PCL was started three years ago. A market research had estimated the demand for 180000 calculators annually. The PCL was set up with the installed capacity of 200000 calculators. But even after three years annual demand for Fingertrip calculators stood at 150000 units. CEO of PCL, Bharm Dharan, was concerned about its future prospects. In the meantime, he got the export order from Dutch Exim Ltd. (DEL), Netherlands, for 100000 calculators at Rs.260 per calculator.

DEL is in business of marketing stationery to schools & offices & has planned to start selling calculators as well. It will import Fingertrip calculators but put its own brand name & will also take care of packaging to suit local market requirements.
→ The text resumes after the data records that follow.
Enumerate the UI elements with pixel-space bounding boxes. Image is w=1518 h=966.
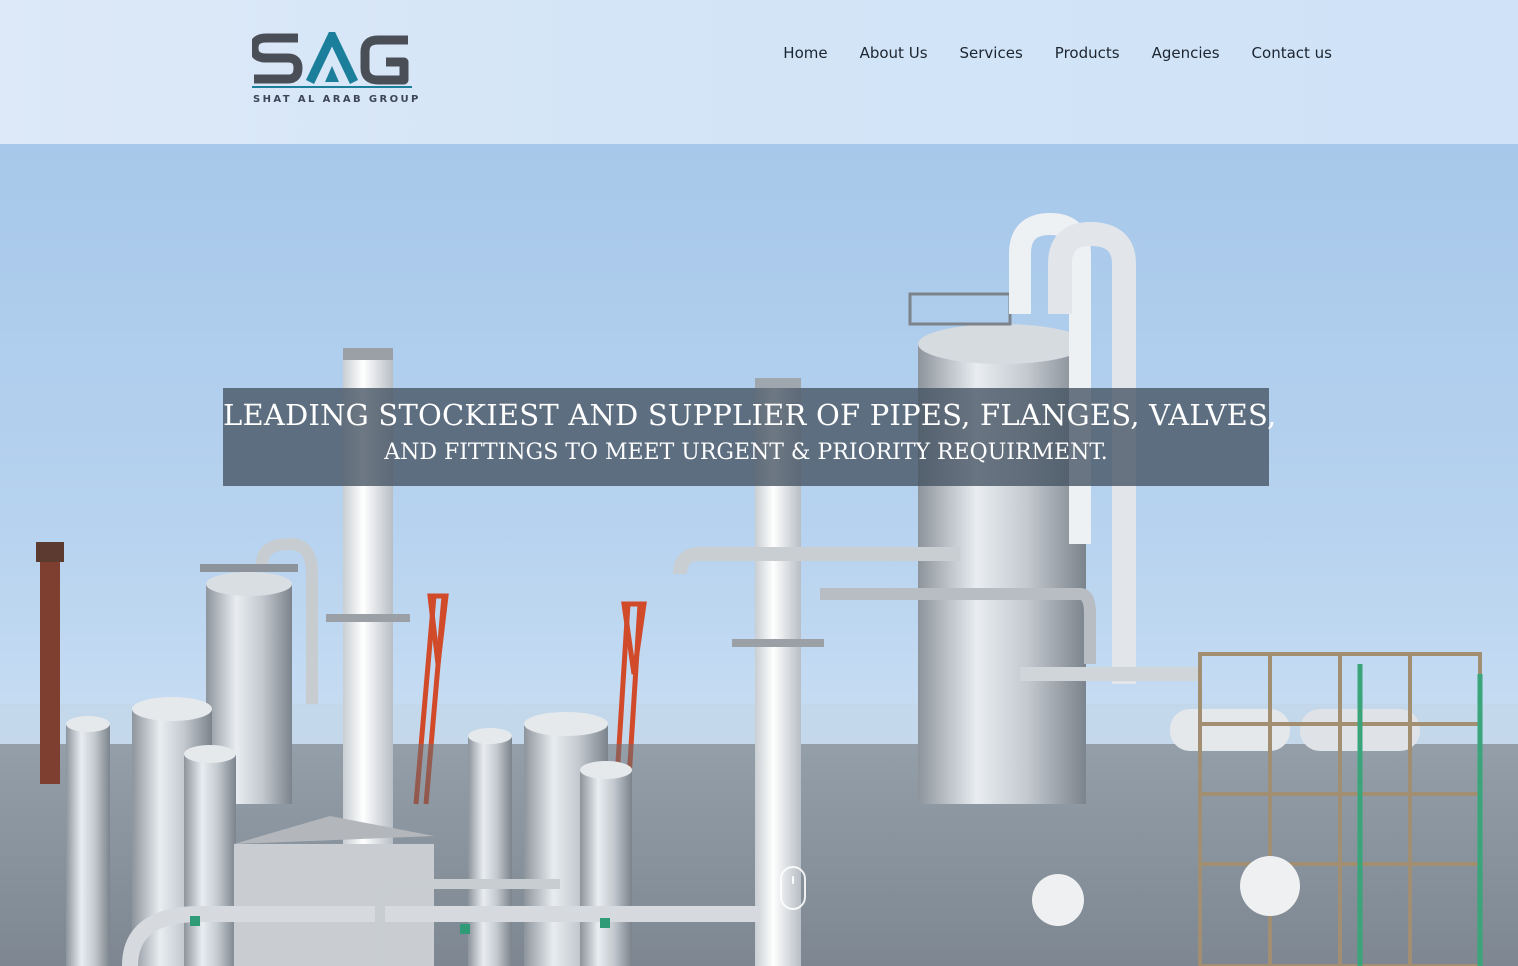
scroll-down-mouse-icon[interactable]	[780, 866, 806, 910]
sag-logo-icon	[252, 32, 412, 88]
nav-services[interactable]: Services	[960, 44, 1023, 62]
nav-agencies[interactable]: Agencies	[1152, 44, 1220, 62]
brand-logo[interactable]: SHAT AL ARAB GROUP	[252, 32, 418, 106]
nav-contact-us[interactable]: Contact us	[1252, 44, 1332, 62]
refinery-photo	[0, 212, 1518, 966]
scroll-wheel-dot	[792, 876, 794, 884]
hero-headline-line1: LEADING STOCKIEST AND SUPPLIER OF PIPES,…	[223, 398, 1277, 432]
nav-products[interactable]: Products	[1055, 44, 1120, 62]
nav-about-us[interactable]: About Us	[860, 44, 928, 62]
logo-tagline: SHAT AL ARAB GROUP	[253, 94, 421, 105]
nav-home[interactable]: Home	[783, 44, 827, 62]
main-nav: Home About Us Services Products Agencies…	[783, 44, 1332, 62]
hero-headline-line2: AND FITTINGS TO MEET URGENT & PRIORITY R…	[384, 440, 1108, 465]
page: SHAT AL ARAB GROUP Home About Us Service…	[0, 0, 1518, 966]
hero-section: LEADING STOCKIEST AND SUPPLIER OF PIPES,…	[0, 144, 1518, 966]
hero-banner: LEADING STOCKIEST AND SUPPLIER OF PIPES,…	[223, 388, 1277, 486]
site-header: SHAT AL ARAB GROUP Home About Us Service…	[0, 0, 1518, 144]
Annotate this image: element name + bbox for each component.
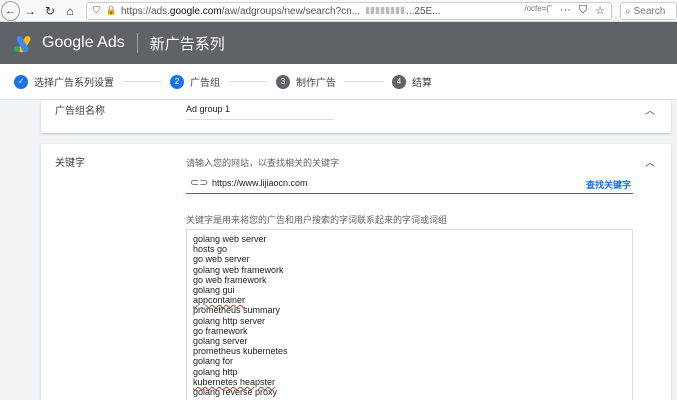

Initially, it is one-year contract renewable depending on market conditions.

The CEO of PCL is interested in the order as it will help in utilizing spare capacity of 50000 units. The marketing manager of PCL, Sonal agarwal, supports proposal as the calculator will be sold in Netherlands under a different brand name, & the sale of Fingertrip calculator in the local market will not be adversely affected.

According to John Mathew, production manager, to increase production capacity of 50000 units, a new machine, similar to the one being presently used, will have to be acquired. Two alternative machines are available in the market. First machine could be leased at the annual cost of Rs.25 Lakh. Maintenance cost per year is estimated to be Rs.2 lakh. Second machine uses latest technology. It can be leased at the yearly rental of Rs.30 lakhs. Though, maintenance cost will be 1.5 lakh per year. The new technology based machine will also reduce the labour cost & variable overhead cost by Rs.5 & Rs.2 per calculator respectively.

CEO asks the finance manager to perform a financial analysis of the alternatives.